On sent clairement dans ce roman la volonté de l’auteure de raconter l’histoire de la classe ouvrière par en bas, à partir de l’expérience que les exploité-e-s font du monde social. Et quand des événements comme l’affaire Sacco et Vanzetti ou la Révolution russe sont convoqués, c’est de manière très discrète, intégrée aux discussions des protagonistes. On pense donc d’emblée à l’histoire populaire écrite par Howard Zinn : y a-t-il une filiation entre la conception de l’histoire promue par Zinn et le courant littéraire dont relève ce roman ?

J’ignore s’il y a une filiation directe, mais il est évident que Zinn, dont on peut rappeler qu’il est né en 1922 à Brooklyn, dans un milieu ouvrier, était imprégné de culture de gauche, et en particulier de références culturelles issues de la Grande Dépression.
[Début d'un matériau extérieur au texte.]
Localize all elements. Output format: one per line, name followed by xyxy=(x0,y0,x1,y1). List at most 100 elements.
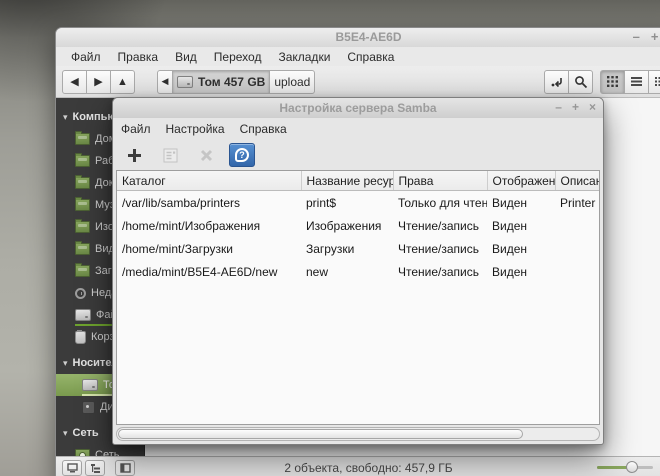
compact-view-button[interactable] xyxy=(648,70,660,94)
cell-path: /home/mint/Загрузки xyxy=(117,237,301,260)
compact-view-icon xyxy=(654,75,660,88)
dialog-titlebar[interactable]: Настройка сервера Samba – + × xyxy=(113,98,603,118)
dialog-menu-item-1[interactable]: Настройка xyxy=(166,122,225,136)
forward-button[interactable]: ▶ xyxy=(86,70,111,94)
cell-description xyxy=(555,237,600,260)
videos-folder-icon xyxy=(75,243,90,255)
recent-icon xyxy=(75,288,86,299)
column-header-0[interactable]: Каталог xyxy=(117,171,301,191)
main-menu-item-4[interactable]: Закладки xyxy=(278,50,330,64)
window-titlebar[interactable]: B5E4-AE6D – + × xyxy=(56,28,660,47)
cell-rights: Чтение/запись xyxy=(393,260,487,283)
breadcrumb: ◀ Том 457 GB upload xyxy=(157,70,315,94)
cell-path: /media/mint/B5E4-AE6D/new xyxy=(117,260,301,283)
breadcrumb-segment-upload[interactable]: upload xyxy=(269,70,315,94)
search-button[interactable] xyxy=(568,70,593,94)
help-button[interactable]: ? xyxy=(229,143,255,167)
table-row[interactable]: /var/lib/samba/printersprint$Только для … xyxy=(117,191,600,215)
horizontal-scrollbar[interactable] xyxy=(116,427,600,441)
column-header-4[interactable]: Описание xyxy=(555,171,600,191)
window-title: B5E4-AE6D xyxy=(56,30,660,44)
desktop-folder-icon xyxy=(75,155,90,167)
breadcrumb-label: Том 457 GB xyxy=(198,75,265,89)
statusbar: 2 объекта, свободно: 457,9 ГБ xyxy=(56,456,660,476)
home-folder-icon xyxy=(75,133,90,145)
add-share-button[interactable] xyxy=(121,143,147,167)
collapse-triangle-icon: ▾ xyxy=(63,112,68,123)
window-controls: – + × xyxy=(633,29,660,45)
cell-share-name: Загрузки xyxy=(301,237,393,260)
cell-rights: Чтение/запись xyxy=(393,214,487,237)
cell-rights: Чтение/запись xyxy=(393,237,487,260)
zoom-slider-fill xyxy=(597,466,629,469)
shares-table-body: /var/lib/samba/printersprint$Только для … xyxy=(117,191,600,284)
shares-table-header: КаталогНазвание ресурсаПраваОтображениеО… xyxy=(117,171,600,191)
minimize-icon[interactable]: – xyxy=(633,29,640,45)
maximize-icon[interactable]: + xyxy=(572,100,579,114)
cell-path: /var/lib/samba/printers xyxy=(117,191,301,215)
volume-drive-icon xyxy=(82,379,98,391)
forward-arrow-icon: ▶ xyxy=(94,75,102,88)
main-menu-item-2[interactable]: Вид xyxy=(175,50,197,64)
documents-folder-icon xyxy=(75,177,90,189)
main-toolbar: ◀ ▶ ▲ ◀ Том 457 GB upload xyxy=(56,66,660,98)
toggle-location-entry-button[interactable] xyxy=(544,70,569,94)
filesystem-drive-icon xyxy=(75,309,91,321)
shares-table: КаталогНазвание ресурсаПраваОтображениеО… xyxy=(117,171,600,283)
table-row[interactable]: /home/mint/ИзображенияИзображенияЧтение/… xyxy=(117,214,600,237)
back-arrow-icon: ◀ xyxy=(70,75,78,88)
table-row[interactable]: /media/mint/B5E4-AE6D/newnewЧтение/запис… xyxy=(117,260,600,283)
zoom-slider[interactable] xyxy=(597,466,653,469)
delete-x-icon xyxy=(200,149,213,162)
minimize-icon[interactable]: – xyxy=(555,100,562,114)
drive-icon xyxy=(177,76,193,88)
cell-description: Printer Drivers xyxy=(555,191,600,215)
nav-button-group: ◀ ▶ ▲ xyxy=(62,70,135,94)
grid-view-button[interactable] xyxy=(600,70,625,94)
cell-rights: Только для чтения xyxy=(393,191,487,215)
maximize-icon[interactable]: + xyxy=(651,29,659,45)
cell-share-name: print$ xyxy=(301,191,393,215)
cell-description xyxy=(555,260,600,283)
main-menu-item-0[interactable]: Файл xyxy=(71,50,101,64)
list-view-button[interactable] xyxy=(624,70,649,94)
scrollbar-thumb[interactable] xyxy=(118,429,523,439)
dialog-menu-item-2[interactable]: Справка xyxy=(240,122,287,136)
breadcrumb-label: upload xyxy=(274,75,310,89)
cell-visibility: Виден xyxy=(487,260,555,283)
delete-share-button[interactable] xyxy=(193,143,219,167)
main-menu-item-1[interactable]: Правка xyxy=(118,50,159,64)
plus-icon xyxy=(127,148,142,163)
collapse-triangle-icon: ▾ xyxy=(63,358,68,369)
cell-description xyxy=(555,214,600,237)
desktop-background: B5E4-AE6D – + × Файл Правка Вид Переход Закл… xyxy=(0,0,660,476)
grid-view-icon xyxy=(606,75,619,88)
status-text: 2 объекта, свободно: 457,9 ГБ xyxy=(56,461,660,475)
column-header-3[interactable]: Отображение xyxy=(487,171,555,191)
chevron-left-icon: ◀ xyxy=(162,76,169,87)
back-button[interactable]: ◀ xyxy=(62,70,87,94)
cell-share-name: new xyxy=(301,260,393,283)
cell-path: /home/mint/Изображения xyxy=(117,214,301,237)
up-button[interactable]: ▲ xyxy=(110,70,135,94)
dialog-menubar: Файл Настройка Справка xyxy=(113,118,603,140)
dialog-menu-item-0[interactable]: Файл xyxy=(121,122,151,136)
breadcrumb-scroll-left-button[interactable]: ◀ xyxy=(157,70,173,94)
downloads-folder-icon xyxy=(75,265,90,277)
column-header-1[interactable]: Название ресурса xyxy=(301,171,393,191)
music-folder-icon xyxy=(75,199,90,211)
share-properties-button[interactable] xyxy=(157,143,183,167)
sidebar-section-label: Сеть xyxy=(73,427,99,439)
dialog-toolbar: ? xyxy=(113,140,603,170)
help-question-icon: ? xyxy=(235,148,249,162)
collapse-triangle-icon: ▾ xyxy=(63,428,68,439)
main-menubar: Файл Правка Вид Переход Закладки Справка xyxy=(56,47,660,66)
main-menu-item-5[interactable]: Справка xyxy=(347,50,394,64)
main-menu-item-3[interactable]: Переход xyxy=(214,50,262,64)
table-row[interactable]: /home/mint/ЗагрузкиЗагрузкиЧтение/запись… xyxy=(117,237,600,260)
samba-config-dialog: Настройка сервера Samba – + × Файл Настро… xyxy=(112,97,604,445)
list-view-icon xyxy=(630,75,643,88)
breadcrumb-segment-volume[interactable]: Том 457 GB xyxy=(172,70,270,94)
close-icon[interactable]: × xyxy=(589,100,596,114)
column-header-2[interactable]: Права xyxy=(393,171,487,191)
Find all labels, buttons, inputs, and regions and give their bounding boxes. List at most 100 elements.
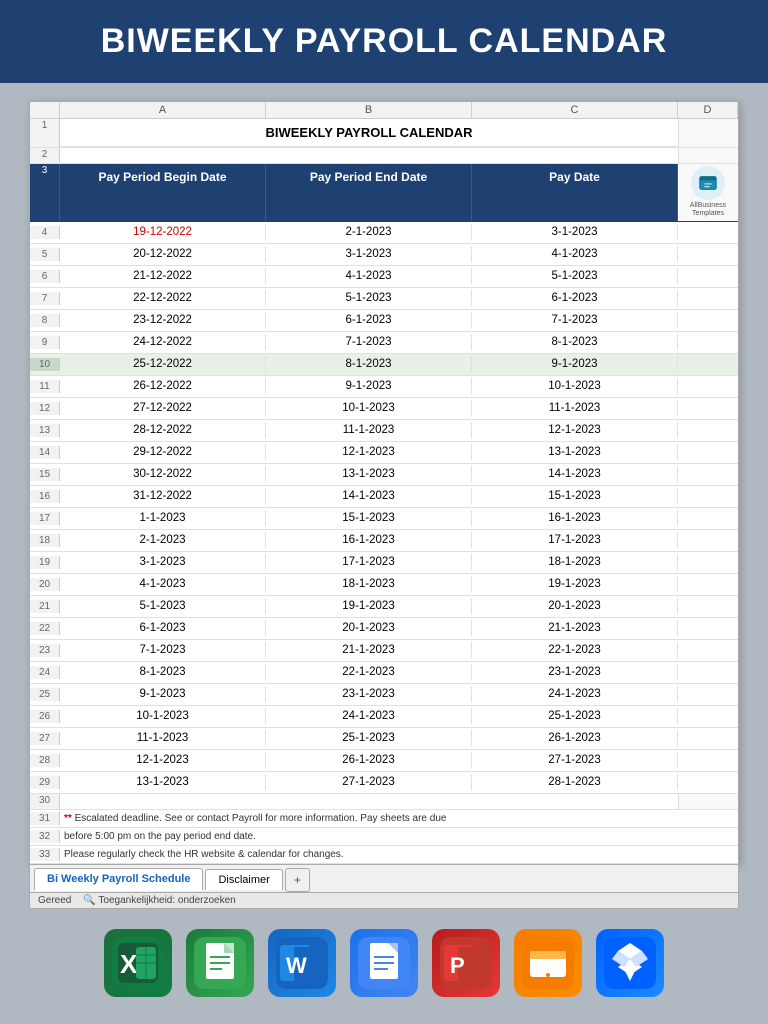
begin-date-cell: 21-12-2022 <box>60 268 266 284</box>
end-date-cell: 20-1-2023 <box>266 620 472 636</box>
pay-date-cell: 13-1-2023 <box>472 444 678 460</box>
end-date-cell: 4-1-2023 <box>266 268 472 284</box>
row-num: 28 <box>30 754 60 767</box>
table-row: 6 21-12-2022 4-1-2023 5-1-2023 <box>30 266 738 288</box>
table-row: 12 27-12-2022 10-1-2023 11-1-2023 <box>30 398 738 420</box>
table-row: 8 23-12-2022 6-1-2023 7-1-2023 <box>30 310 738 332</box>
end-date-cell: 12-1-2023 <box>266 444 472 460</box>
end-date-cell: 10-1-2023 <box>266 400 472 416</box>
table-row: 20 4-1-2023 18-1-2023 19-1-2023 <box>30 574 738 596</box>
end-date-cell: 27-1-2023 <box>266 774 472 790</box>
notes-rows: 31 ** Escalated deadline. See or contact… <box>30 810 738 864</box>
row-2: 2 <box>30 148 738 164</box>
begin-date-cell: 6-1-2023 <box>60 620 266 636</box>
tab-disclaimer[interactable]: Disclaimer <box>205 869 282 890</box>
begin-date-cell: 4-1-2023 <box>60 576 266 592</box>
row-num: 21 <box>30 600 60 613</box>
pay-date-cell: 24-1-2023 <box>472 686 678 702</box>
pay-date-cell: 18-1-2023 <box>472 554 678 570</box>
table-row: 11 26-12-2022 9-1-2023 10-1-2023 <box>30 376 738 398</box>
end-date-cell: 21-1-2023 <box>266 642 472 658</box>
table-row: 9 24-12-2022 7-1-2023 8-1-2023 <box>30 332 738 354</box>
row-num: 15 <box>30 468 60 481</box>
slides-icon[interactable] <box>514 929 582 997</box>
pay-date-cell: 22-1-2023 <box>472 642 678 658</box>
begin-date-cell: 29-12-2022 <box>60 444 266 460</box>
col-header-c: C <box>472 102 678 118</box>
end-date-cell: 8-1-2023 <box>266 356 472 372</box>
table-row: 15 30-12-2022 13-1-2023 14-1-2023 <box>30 464 738 486</box>
table-row: 4 19-12-2022 2-1-2023 3-1-2023 <box>30 222 738 244</box>
col-b-header: Pay Period End Date <box>266 164 472 221</box>
pay-date-cell: 27-1-2023 <box>472 752 678 768</box>
svg-text:P: P <box>450 953 465 978</box>
row-2-num: 2 <box>30 148 60 163</box>
end-date-cell: 22-1-2023 <box>266 664 472 680</box>
begin-date-cell: 24-12-2022 <box>60 334 266 350</box>
notes-row: 33 Please regularly check the HR website… <box>30 846 738 864</box>
column-headers: A B C D <box>30 102 738 119</box>
pay-date-cell: 8-1-2023 <box>472 334 678 350</box>
begin-date-cell: 31-12-2022 <box>60 488 266 504</box>
table-row: 7 22-12-2022 5-1-2023 6-1-2023 <box>30 288 738 310</box>
row-num: 26 <box>30 710 60 723</box>
row-num: 23 <box>30 644 60 657</box>
notes-row: 31 ** Escalated deadline. See or contact… <box>30 810 738 828</box>
begin-date-cell: 23-12-2022 <box>60 312 266 328</box>
docs-icon[interactable] <box>350 929 418 997</box>
pay-date-cell: 26-1-2023 <box>472 730 678 746</box>
row-num: 29 <box>30 776 60 789</box>
row-3-num: 3 <box>30 164 60 221</box>
pay-date-cell: 28-1-2023 <box>472 774 678 790</box>
note-row-num: 33 <box>30 848 60 861</box>
end-date-cell: 2-1-2023 <box>266 224 472 240</box>
col-header-b: B <box>266 102 472 118</box>
excel-icon[interactable]: X <box>104 929 172 997</box>
col-header-a: A <box>60 102 266 118</box>
end-date-cell: 15-1-2023 <box>266 510 472 526</box>
end-date-cell: 11-1-2023 <box>266 422 472 438</box>
begin-date-cell: 30-12-2022 <box>60 466 266 482</box>
note-cell: Please regularly check the HR website & … <box>60 847 738 862</box>
end-date-cell: 5-1-2023 <box>266 290 472 306</box>
spreadsheet-title: BIWEEKLY PAYROLL CALENDAR <box>60 119 678 147</box>
end-date-cell: 23-1-2023 <box>266 686 472 702</box>
note-row-num: 31 <box>30 812 60 825</box>
powerpoint-icon[interactable]: P <box>432 929 500 997</box>
table-row: 23 7-1-2023 21-1-2023 22-1-2023 <box>30 640 738 662</box>
table-row: 24 8-1-2023 22-1-2023 23-1-2023 <box>30 662 738 684</box>
begin-date-cell: 22-12-2022 <box>60 290 266 306</box>
svg-text:W: W <box>286 953 307 978</box>
tab-bar: Bi Weekly Payroll Schedule Disclaimer + <box>29 865 739 893</box>
pay-date-cell: 5-1-2023 <box>472 268 678 284</box>
pay-date-cell: 4-1-2023 <box>472 246 678 262</box>
end-date-cell: 19-1-2023 <box>266 598 472 614</box>
table-row: 18 2-1-2023 16-1-2023 17-1-2023 <box>30 530 738 552</box>
begin-date-cell: 19-12-2022 <box>60 224 266 240</box>
begin-date-cell: 3-1-2023 <box>60 554 266 570</box>
end-date-cell: 16-1-2023 <box>266 532 472 548</box>
col-c-header: Pay Date <box>472 164 678 221</box>
status-ready: Gereed <box>38 895 71 906</box>
sheets-icon[interactable] <box>186 929 254 997</box>
table-row: 17 1-1-2023 15-1-2023 16-1-2023 <box>30 508 738 530</box>
tab-add-button[interactable]: + <box>285 868 310 892</box>
pay-date-cell: 11-1-2023 <box>472 400 678 416</box>
table-row: 5 20-12-2022 3-1-2023 4-1-2023 <box>30 244 738 266</box>
begin-date-cell: 7-1-2023 <box>60 642 266 658</box>
logo-circle <box>691 166 725 200</box>
word-icon[interactable]: W <box>268 929 336 997</box>
row-30-num: 30 <box>30 794 60 809</box>
end-date-cell: 18-1-2023 <box>266 576 472 592</box>
end-date-cell: 25-1-2023 <box>266 730 472 746</box>
row-num: 5 <box>30 248 60 261</box>
begin-date-cell: 25-12-2022 <box>60 356 266 372</box>
top-header: BIWEEKLY PAYROLL CALENDAR <box>0 0 768 83</box>
title-row: 1 BIWEEKLY PAYROLL CALENDAR <box>30 119 738 148</box>
tab-biweekly[interactable]: Bi Weekly Payroll Schedule <box>34 868 203 891</box>
end-date-cell: 9-1-2023 <box>266 378 472 394</box>
begin-date-cell: 27-12-2022 <box>60 400 266 416</box>
dropbox-icon[interactable] <box>596 929 664 997</box>
table-row: 19 3-1-2023 17-1-2023 18-1-2023 <box>30 552 738 574</box>
pay-date-cell: 17-1-2023 <box>472 532 678 548</box>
Il citait d’ailleurs souvent Les raisins de la colère et Un enfant du pays (Native Son, publié en 1940) de Richard Wright comme étant ses romans préférés. Par ailleurs, l’un des objectifs du mouvement prolétarien américain était de faire parler, et de faire écrire ceux qui d’habitude étaient exclus de la littérature. Ainsi, la revue New Masses, très proche du Parti communiste, a ouvert une rubrique, au début des années 1930, consacrée aux poèmes, récits, remarques des ouvriers et paysans qui souhaitaient s’exprimer. Même si, il faut l’admettre, la plupart des écrivains de ce courant (mais pas tous…) étaient issus de la classe moyenne, et que les lecteurs de ces romans l’étaient aussi en majorité, il y avait néanmoins une forte volonté de faire entendre ces « voix du bas », volonté similaire à celle de Zinn lorsqu’il s’est lancé dans son projet d’histoire des Etats-Unis vue par ceux qui en avaient été jusque-là exclus (en raison de leur origine sociale, ethnique, de leur genre, de leur orientation politique…).

 

Le réalisme de la description, l’attention aux détails de la vie quotidienne menée par « ceux d’en bas », interroge le lecteur : quelles ont été les sources d’inspiration de Grace Lumpkin ? Sait-on comment elle s’y est pris, concrètement, pour écrire ce roman ? En particulier, est-ce que la grève racontée à la fin de l’ouvrage renvoie à un événement connu de l’histoire de la classe ouvrière états-unienne ?

Lumpkin elle-même était issue d’une famille aristocratique désargentée de Géorgie. Elle a beaucoup déménagé au cours de son enfance, est allée à l’école avec des Noirs et des blancs pauvres, et a dû commencer à travailler jeune, car son père est mort très tôt. Elle a notamment donné des cours à des fermiers en Caroline du Nord, et a parfois vécu chez des gens qui travaillaient dans des usines textiles de la région. Disons donc qu’elle avait une certaine familiarité avec le contexte général de vie des McClure, les personnages de son roman.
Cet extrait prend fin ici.